LLM RED Metrics: Rate, Errors, and Duration

Similar to traditional web services, LLMs should be monitored using RED metrics:

Rate: How many requests per second/minute are you making to the LLM? This helps you understand load patterns and capacity planning needs.
Errors: What’s your error rate? Are certain prompts failing more than others? High error rates indicate problems with your integration, prompt design, or service reliability.
Duration: How long does each request take? Long durations impact user experience and may indicate performance bottlenecks or inefficient prompt structures.

Set up alerts for when these metrics deviate from normal patterns. For example, if your error rate suddenly jumps from 1% to 10%, you need to know immediately so you can investigate and resolve the issue before it impacts too many users.

Success/Fail Images Generation: Quality Matters

Not all generated images are created equal.

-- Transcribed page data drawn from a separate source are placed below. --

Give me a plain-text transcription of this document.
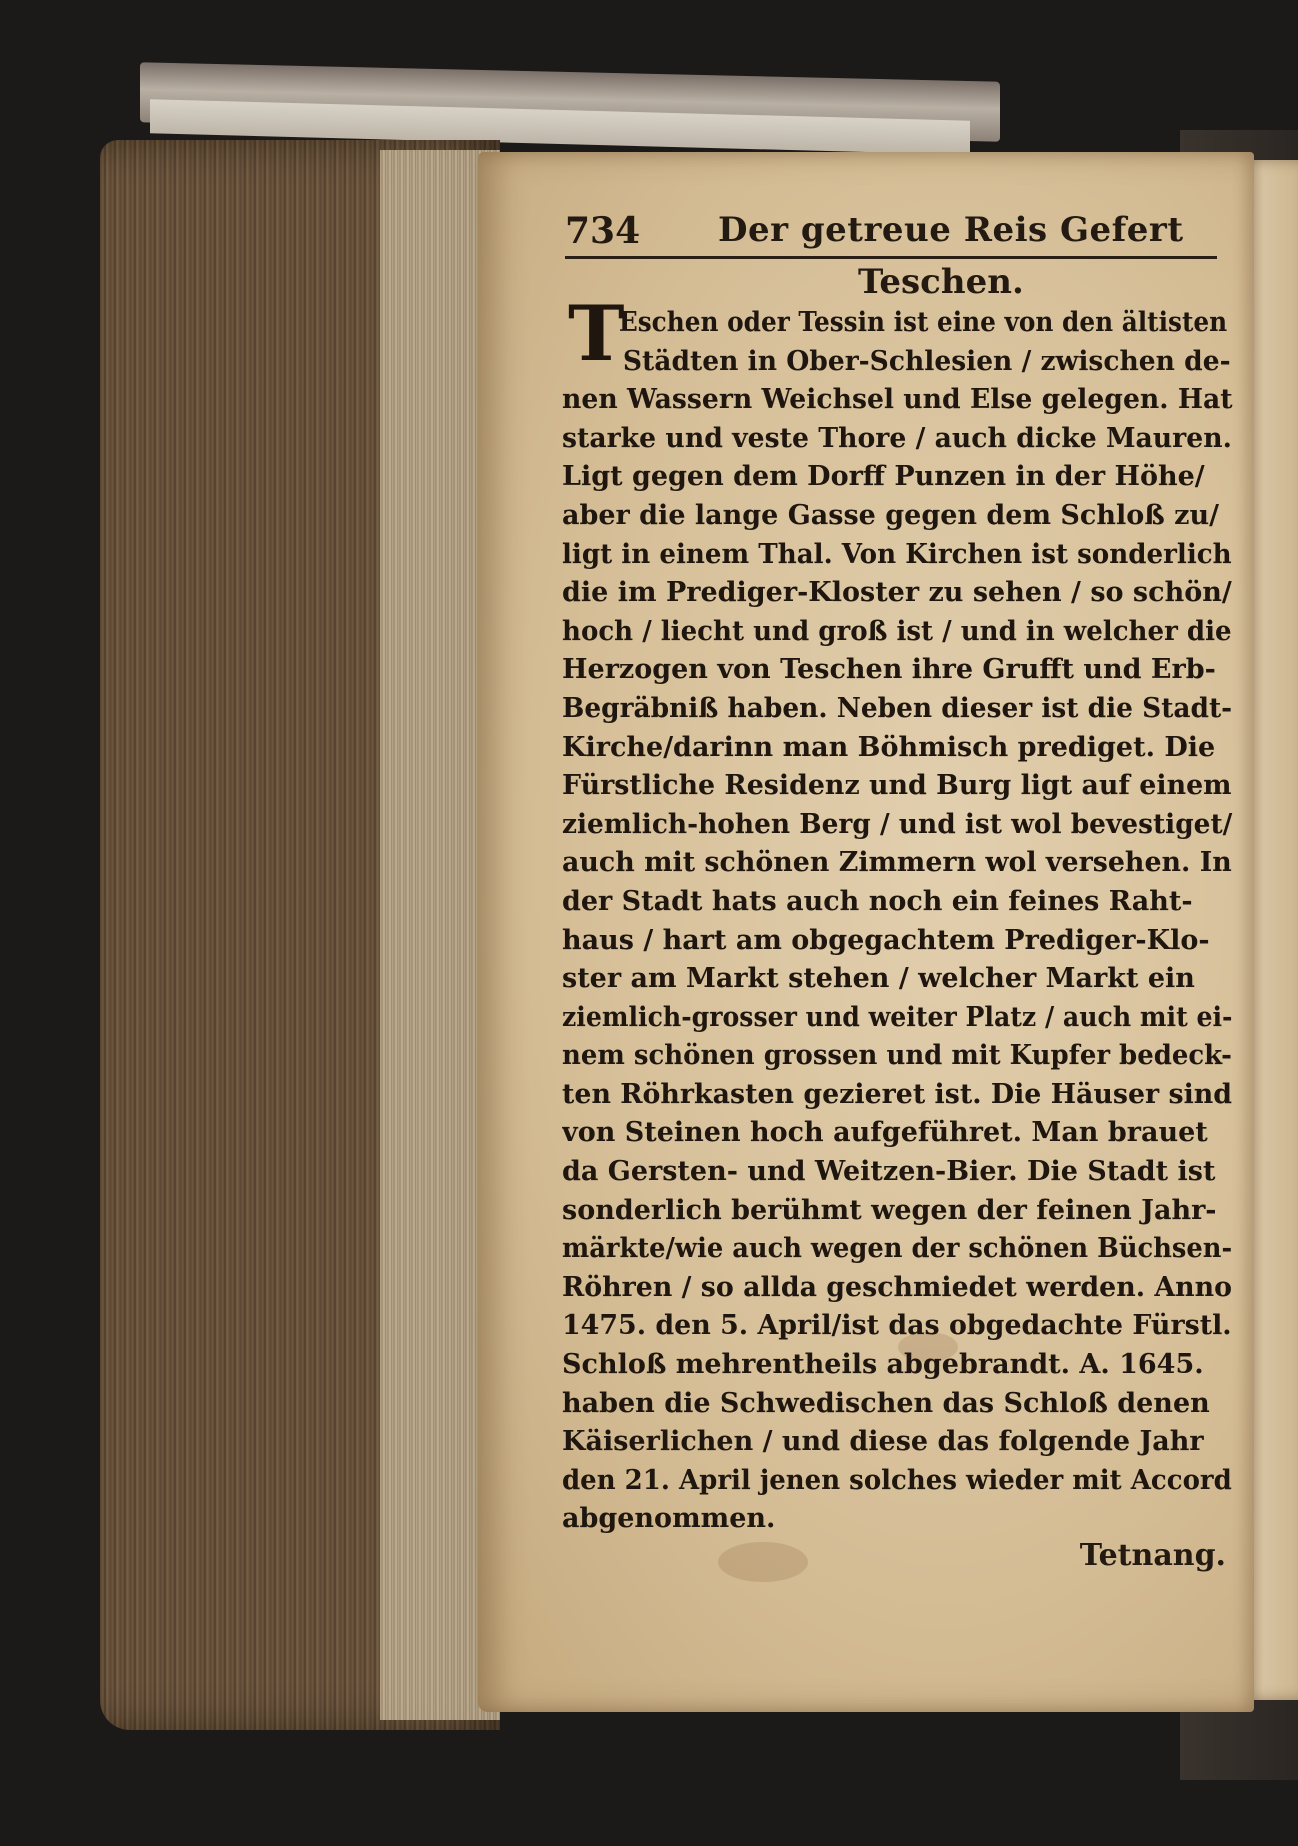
734 Der getreue Reis Gefert
Teschen.
T
Eschen oder Tessin ist eine von den ältisten
Städten in Ober-Schlesien / zwischen de-
nen Wassern Weichsel und Else gelegen. Hat
starke und veste Thore / auch dicke Mauren.
Ligt gegen dem Dorff Punzen in der Höhe/
aber die lange Gasse gegen dem Schloß zu/
ligt in einem Thal. Von Kirchen ist sonderlich
die im Prediger-Kloster zu sehen / so schön/
hoch / liecht und groß ist / und in welcher die
Herzogen von Teschen ihre Grufft und Erb-
Begräbniß haben. Neben dieser ist die Stadt-
Kirche/darinn man Böhmisch prediget. Die
Fürstliche Residenz und Burg ligt auf einem
ziemlich-hohen Berg / und ist wol bevestiget/
auch mit schönen Zimmern wol versehen. In
der Stadt hats auch noch ein feines Raht-
haus / hart am obgegachtem Prediger-Klo-
ster am Markt stehen / welcher Markt ein
ziemlich-grosser und weiter Platz / auch mit ei-
nem schönen grossen und mit Kupfer bedeck-
ten Röhrkasten gezieret ist. Die Häuser sind
von Steinen hoch aufgeführet. Man brauet
da Gersten- und Weitzen-Bier. Die Stadt ist
sonderlich berühmt wegen der feinen Jahr-
märkte/wie auch wegen der schönen Büchsen-
Röhren / so allda geschmiedet werden. Anno
1475. den 5. April/ist das obgedachte Fürstl.
Schloß mehrentheils abgebrandt. A. 1645.
haben die Schwedischen das Schloß denen
Käiserlichen / und diese das folgende Jahr
den 21. April jenen solches wieder mit Accord
abgenommen.
Tetnang.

Track the number of successful versus failed image generations:

Success rate: What percentage of requests produce usable images? A low success rate indicates problems with prompt engineering, model compatibility, or parameter settings.
Failure analysis: Categorize failures - are they API errors, timeout issues, or quality problems? Different failure types require different solutions.
User satisfaction: Correlate technical success with user behavior - do users keep images that are “technically successful” or do they regenerate them?

This data helps you improve your prompt engineering, adjust parameters, and set realistic expectations with users about generation success rates. It also helps justify the costs - if only 70% of generations are successful, you need to factor that waste into your pricing.

Free Credits Claimed: Managing Your Burn Rate

If you’re offering free credits for user acquisition, you must track how quickly they’re being consumed:

Redemption rate: How many users are actually using their free credits versus letting them expire?
Consumption patterns: Are users burning through credits quickly or spreading them out over time?
Conversion indicators: Do users who use all their free credits convert to paid plans?
Abuse detection: Are some users gaming the system to get unlimited free generations?

Understanding free credit usage helps you:

Set appropriate credit amounts for new users
Identify the right balance between generous onboarding and financial sustainability
Detect fraudulent or abusive behavior early
Calculate your true customer acquisition cost

Building a Monitoring Culture

Effective monitoring isn’t just about collecting data - it’s about building a culture where decisions are driven by metrics rather than assumptions. Set up dashboards that your entire team can access, establish regular reviews of key metrics, and use the data to continuously improve both your product and your business model.

Remember: what gets measured gets managed. By monitoring LLM usage and performance from day one, you position yourself to build a scalable, sustainable AI-powered application.